Bonn: German Institute of Development and Sustainability (IDOS), The Current Column of 16 January 2023
Bonn, 16 January 2023. For many of us, 2022 was a watershed moment after over 30 years of hoping that economic integration would lead to political change. In 1989, with the fall of the Soviet Union and promising moves towards democracy in Eastern Europe, Francis Fukuyama posited the concept of the end of history, that is, the triumph of liberal democracy and the market economy as ordering models. For many Eastern European countries that are now European Union and NATO members, Fukuyama’s prediction has come true, in part at least. This was a hope also shared by Ukraine’s citizens, but ultimately dashed when Russia attacked the country on 24 February 2022. And it was the fear of democracy spreading and becoming firmly established through links to the Western world that drove Putin and his regime to wage this senseless war. The Russian leader had underestimated the tenacity of the world’s democracies, instead expecting to find them weak and indecisive. The level of unity displayed by the members of the G7, NATO and the European Union is one of the few glimmers of hope I have witnessed over the past year.
Is it Eurocentric to place Russia’s war against Ukraine at the heart of our political discourse? This is the claim being made in the capitals of many low- and middle-income countries. The sense of threat being experienced in Berlin, Warsaw and Bucharest is far more immediate than that in Delhi, Pretoria and Dakar. We must also give serious consideration to accusations of applying double standards to crises and wars in other countries, from Iraq to Libya. At the same time, the impact of the Russian war is undoubtedly global in nature, affecting food and fertiliser supplies worldwide, for example. Additionally, by engaging in this war of aggression and committing mass war crimes in places such as Bucha, Russia is trampling international humanitarian law and the multilateral legal order under foot. The attack on Ukraine is exacerbating humanitarian crises and reversing progress made towards achieving the Sustainable Development Goals (SDGs), progress that had already ground to a halt due to the coronavirus pandemic. It is this polycrisis of interlinked and mutually reinforcing crises that will also shape 2023.

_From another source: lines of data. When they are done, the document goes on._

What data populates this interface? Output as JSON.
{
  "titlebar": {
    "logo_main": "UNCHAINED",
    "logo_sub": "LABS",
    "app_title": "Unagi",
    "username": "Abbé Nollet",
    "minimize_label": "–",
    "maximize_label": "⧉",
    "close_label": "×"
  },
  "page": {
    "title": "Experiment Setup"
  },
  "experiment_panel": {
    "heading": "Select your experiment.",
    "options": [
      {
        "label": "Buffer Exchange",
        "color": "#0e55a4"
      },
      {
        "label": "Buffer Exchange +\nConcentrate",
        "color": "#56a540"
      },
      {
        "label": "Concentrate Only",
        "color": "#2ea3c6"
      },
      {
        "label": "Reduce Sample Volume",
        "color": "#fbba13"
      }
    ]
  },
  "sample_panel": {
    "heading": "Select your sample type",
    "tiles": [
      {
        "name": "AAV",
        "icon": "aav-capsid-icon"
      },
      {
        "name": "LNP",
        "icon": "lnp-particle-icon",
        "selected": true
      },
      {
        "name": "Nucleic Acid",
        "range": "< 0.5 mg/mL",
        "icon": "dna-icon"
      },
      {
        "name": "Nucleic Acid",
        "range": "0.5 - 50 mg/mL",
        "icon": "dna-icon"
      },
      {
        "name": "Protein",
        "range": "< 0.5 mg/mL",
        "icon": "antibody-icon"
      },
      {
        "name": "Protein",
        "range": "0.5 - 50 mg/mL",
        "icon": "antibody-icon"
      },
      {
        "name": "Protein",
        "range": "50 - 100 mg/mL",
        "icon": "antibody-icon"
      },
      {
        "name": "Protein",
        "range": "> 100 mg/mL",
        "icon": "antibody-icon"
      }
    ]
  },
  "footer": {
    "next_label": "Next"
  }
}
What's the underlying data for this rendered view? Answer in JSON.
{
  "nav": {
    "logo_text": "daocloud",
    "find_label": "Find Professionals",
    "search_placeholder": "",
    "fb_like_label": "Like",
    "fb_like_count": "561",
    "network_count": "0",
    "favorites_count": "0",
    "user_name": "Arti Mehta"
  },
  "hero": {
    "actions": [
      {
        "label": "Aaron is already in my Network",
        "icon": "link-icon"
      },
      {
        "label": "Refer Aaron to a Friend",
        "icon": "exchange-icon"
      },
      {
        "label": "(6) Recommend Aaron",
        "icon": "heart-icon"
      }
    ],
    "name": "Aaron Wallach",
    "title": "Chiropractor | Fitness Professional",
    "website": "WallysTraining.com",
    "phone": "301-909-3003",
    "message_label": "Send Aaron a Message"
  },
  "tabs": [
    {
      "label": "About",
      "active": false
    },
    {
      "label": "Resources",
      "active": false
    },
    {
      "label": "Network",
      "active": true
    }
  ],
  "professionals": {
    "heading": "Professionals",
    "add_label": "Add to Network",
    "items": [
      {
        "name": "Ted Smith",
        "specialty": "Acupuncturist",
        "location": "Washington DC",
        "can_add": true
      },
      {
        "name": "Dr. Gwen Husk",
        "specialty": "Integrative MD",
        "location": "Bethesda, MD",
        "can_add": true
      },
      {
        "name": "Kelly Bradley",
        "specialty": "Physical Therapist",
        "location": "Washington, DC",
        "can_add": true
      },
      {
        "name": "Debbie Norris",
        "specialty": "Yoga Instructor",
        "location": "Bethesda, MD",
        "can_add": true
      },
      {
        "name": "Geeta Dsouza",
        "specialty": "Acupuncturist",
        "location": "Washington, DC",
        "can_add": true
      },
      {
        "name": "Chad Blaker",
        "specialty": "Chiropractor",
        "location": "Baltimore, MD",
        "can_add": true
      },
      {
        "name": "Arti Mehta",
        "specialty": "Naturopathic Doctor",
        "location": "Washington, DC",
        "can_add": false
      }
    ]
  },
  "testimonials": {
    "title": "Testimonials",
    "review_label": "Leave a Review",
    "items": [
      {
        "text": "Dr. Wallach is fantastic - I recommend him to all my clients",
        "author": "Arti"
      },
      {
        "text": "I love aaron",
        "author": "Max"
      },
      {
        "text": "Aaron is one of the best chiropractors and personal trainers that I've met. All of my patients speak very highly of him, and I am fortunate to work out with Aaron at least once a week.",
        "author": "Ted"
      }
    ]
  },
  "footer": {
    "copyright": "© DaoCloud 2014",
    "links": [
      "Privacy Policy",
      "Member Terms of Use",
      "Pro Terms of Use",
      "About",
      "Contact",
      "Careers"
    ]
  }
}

In Germany, we need to redouble our efforts to drive the energy transition if we are to reduce our dependence on fossil fuels, which we often import from authoritarian regimes. We should also rethink our value chains to make them more resilient overall. This does not necessarily mean de-globalising them or aggressively decoupling them from China, as the United States is doing, but rather focusing on diversifying imports of critical commodities and primary products, as well as sales markets. Greater attention should also be paid to negative spillover effects, that is, undesirable economic, social, environmental and security-policy impacts from industrialised nations, such as Germany, that undermine the achievement of the SDGs in other countries. These transformation processes should always be coordinated with our European partners, as this is the only way to imbue economic and sustainability reforms with the global gravitas they require.

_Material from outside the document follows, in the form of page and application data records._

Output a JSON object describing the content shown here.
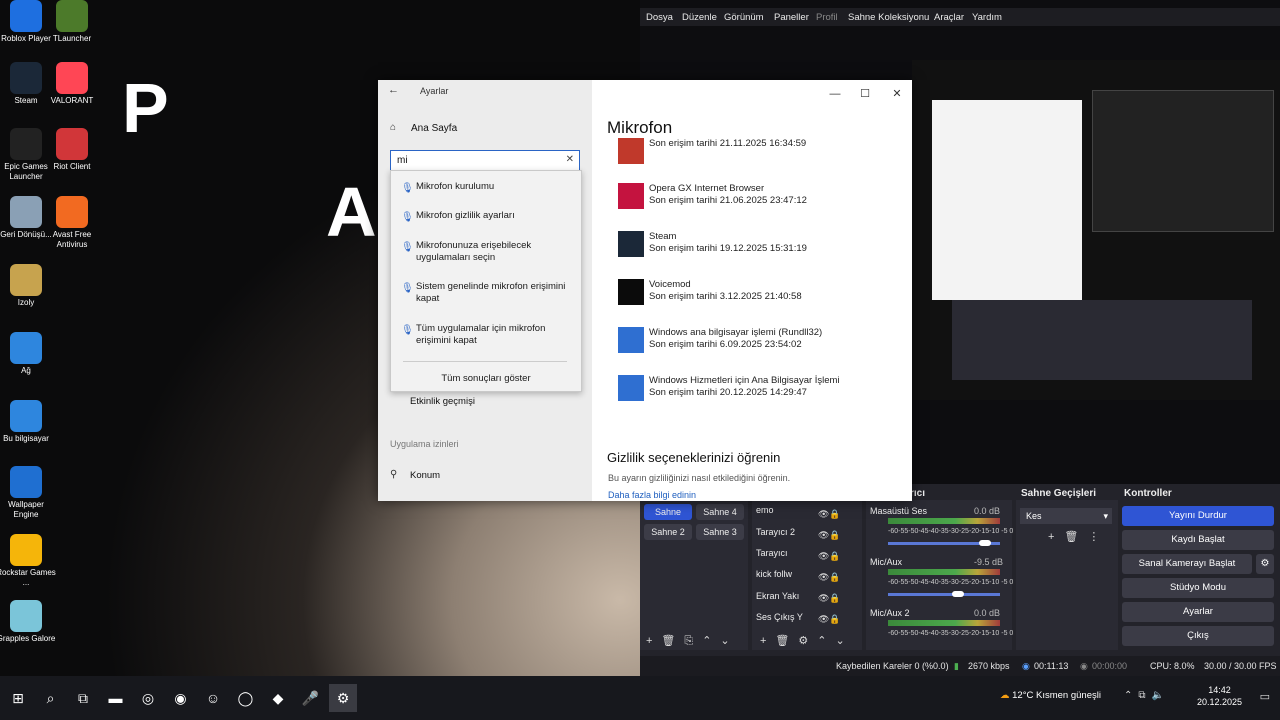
{
  "desktop": {
    "icons": [
      {
        "label": "Roblox Player",
        "icon": "roblox-icon",
        "color": "#1e6fe0"
      },
      {
        "label": "TLauncher",
        "icon": "minecraft-icon",
        "color": "#4c7a2a"
      },
      {
        "label": "Steam",
        "icon": "steam-icon",
        "color": "#1b2838"
      },
      {
        "label": "VALORANT",
        "icon": "valorant-icon",
        "color": "#ff4655"
      },
      {
        "label": "Epic Games Launcher",
        "icon": "epic-icon",
        "color": "#222222"
      },
      {
        "label": "Riot Client",
        "icon": "riot-icon",
        "color": "#d13639"
      },
      {
        "label": "Geri Dönüşü...",
        "icon": "recycle-bin-icon",
        "color": "#8aa0b5"
      },
      {
        "label": "Avast Free Antivirus",
        "icon": "avast-icon",
        "color": "#f26a21"
      },
      {
        "label": "Izoly",
        "icon": "izoly-icon",
        "color": "#c7a34e"
      },
      {
        "label": "Ağ",
        "icon": "network-icon",
        "color": "#2e86de"
      },
      {
        "label": "Bu bilgisayar",
        "icon": "pc-icon",
        "color": "#2e86de"
      },
      {
        "label": "Wallpaper Engine",
        "icon": "wallpaper-engine-icon",
        "color": "#1f6fd1"
      },
      {
        "label": "Rockstar Games ...",
        "icon": "rockstar-icon",
        "color": "#f5b50a"
      },
      {
        "label": "Grapples Galore",
        "icon": "grapples-icon",
        "color": "#7bc5d9"
      }
    ],
    "big_letters": [
      "P",
      "A"
    ]
  },
  "settings": {
    "title": "Ayarlar",
    "home": "Ana Sayfa",
    "search_value": "mi",
    "suggestions": [
      "Mikrofon kurulumu",
      "Mikrofon gizlilik ayarları",
      "Mikrofonunuza erişebilecek uygulamaları seçin",
      "Sistem genelinde mikrofon erişimini kapat",
      "Tüm uygulamalar için mikrofon erişimini kapat"
    ],
    "show_all": "Tüm sonuçları göster",
    "nav_activity": "Etkinlik geçmişi",
    "section_app_perms": "Uygulama izinleri",
    "nav_location": "Konum",
    "page_title": "Mikrofon",
    "apps": [
      {
        "name": "",
        "date": "Son erişim tarihi 21.11.2025 16:34:59",
        "icon": "roblox-icon",
        "color": "#c0392b"
      },
      {
        "name": "Opera GX Internet Browser",
        "date": "Son erişim tarihi 21.06.2025 23:47:12",
        "icon": "opera-gx-icon",
        "color": "#c4133f"
      },
      {
        "name": "Steam",
        "date": "Son erişim tarihi 19.12.2025 15:31:19",
        "icon": "steam-icon",
        "color": "#1b2838"
      },
      {
        "name": "Voicemod",
        "date": "Son erişim tarihi 3.12.2025 21:40:58",
        "icon": "voicemod-icon",
        "color": "#0b0b0b"
      },
      {
        "name": "Windows ana bilgisayar işlemi (Rundll32)",
        "date": "Son erişim tarihi 6.09.2025 23:54:02",
        "icon": "file-icon",
        "color": "#2f6fd1"
      },
      {
        "name": "Windows Hizmetleri için Ana Bilgisayar İşlemi",
        "date": "Son erişim tarihi 20.12.2025 14:29:47",
        "icon": "file-icon",
        "color": "#2f6fd1"
      }
    ],
    "privacy_heading": "Gizlilik seçeneklerinizi öğrenin",
    "privacy_text": "Bu ayarın gizliliğinizi nasıl etkilediğini öğrenin.",
    "privacy_link": "Daha fazla bilgi edinin"
  },
  "obs": {
    "menu": [
      "Dosya",
      "Düzenle",
      "Görünüm",
      "Paneller",
      "Profil",
      "Sahne Koleksiyonu",
      "Araçlar",
      "Yardım"
    ],
    "dock_titles": {
      "mixer": "rıcı",
      "transitions": "Sahne Geçişleri",
      "controls": "Kontroller"
    },
    "scenes": [
      "Sahne",
      "Sahne 4",
      "Sahne 2",
      "Sahne 3"
    ],
    "sources": [
      "emo",
      "Tarayıcı 2",
      "Tarayıcı",
      "kick follw",
      "Ekran Yakı",
      "Ses Çıkış Y"
    ],
    "mixer": [
      {
        "name": "Masaüstü Ses",
        "db": "0.0 dB",
        "level": 0.91
      },
      {
        "name": "Mic/Aux",
        "db": "-9.5 dB",
        "level": 0.64
      },
      {
        "name": "Mic/Aux 2",
        "db": "0.0 dB",
        "level": 0.91
      }
    ],
    "meter_ticks": "-60-55-50-45-40-35-30-25-20-15-10 -5 0",
    "transition": "Kes",
    "controls": [
      "Yayını Durdur",
      "Kaydı Başlat",
      "Sanal Kamerayı Başlat",
      "Stüdyo Modu",
      "Ayarlar",
      "Çıkış"
    ],
    "status": {
      "dropped": "Kaybedilen Kareler 0 (%0.0)",
      "bitrate": "2670 kbps",
      "live_time": "00:11:13",
      "rec_time": "00:00:00",
      "cpu": "CPU: 8.0%",
      "fps": "30.00 / 30.00 FPS"
    },
    "colors": {
      "accent": "#2f55d4",
      "panel": "#2a2a33"
    }
  },
  "taskbar": {
    "weather": "12°C  Kısmen güneşli",
    "time": "14:42",
    "date": "20.12.2025",
    "icons": [
      "windows-start-icon",
      "search-icon",
      "task-view-icon",
      "file-explorer-icon",
      "chrome-icon",
      "steam-icon",
      "discord-icon",
      "opera-gx-icon",
      "roblox-icon",
      "microphone-icon",
      "settings-icon"
    ]
  }
}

The next SDG Summit is set to be held in September 2023. It sees heads of state and government come together every four years to review achievement of the SDGs. We are currently half way through the period for implementing the 2030 Agenda and its 17 SDGs. Germany needs to provide both national and international impetus for accelerating implementation of the Agenda, especially since the Federal Government has joined Namibia in assuming joint leadership of negotiations on the Summit of the Future agenda. This summit, due to take place in 2024, will develop reform options for the United Nations and the international system with a view to achieving global sustainable development.
Germany also needs to play a constructive and transformative role in other international forums. The next three years will see the G20 Presidency held by India, Brazil and South Africa, following Indonesia’s term of office last year. This Southernisation of the G20 is only logical, given the political significance of these nations, and could shine a spotlight on the challenges faced by low- and middle-income countries. As holder of the G7 Presidency in 2022, Germany provided key impetus on a number of fronts, not least by establishing the Global Alliance on Food Security and the Partnership for Global Infrastructure and Investment. Given the mounting debt of many low- and middle-income countries, however, the G20 is the right forum for advancing debt restructuring and debt relief efforts, which free up public funding to promote sustainable development. Germany will need to step up its work as a driving force and an implementor at regional and global level in 2023 and beyond in order to promote peace, international law and sustainable development. This will require bold, practical action, not just good intentions.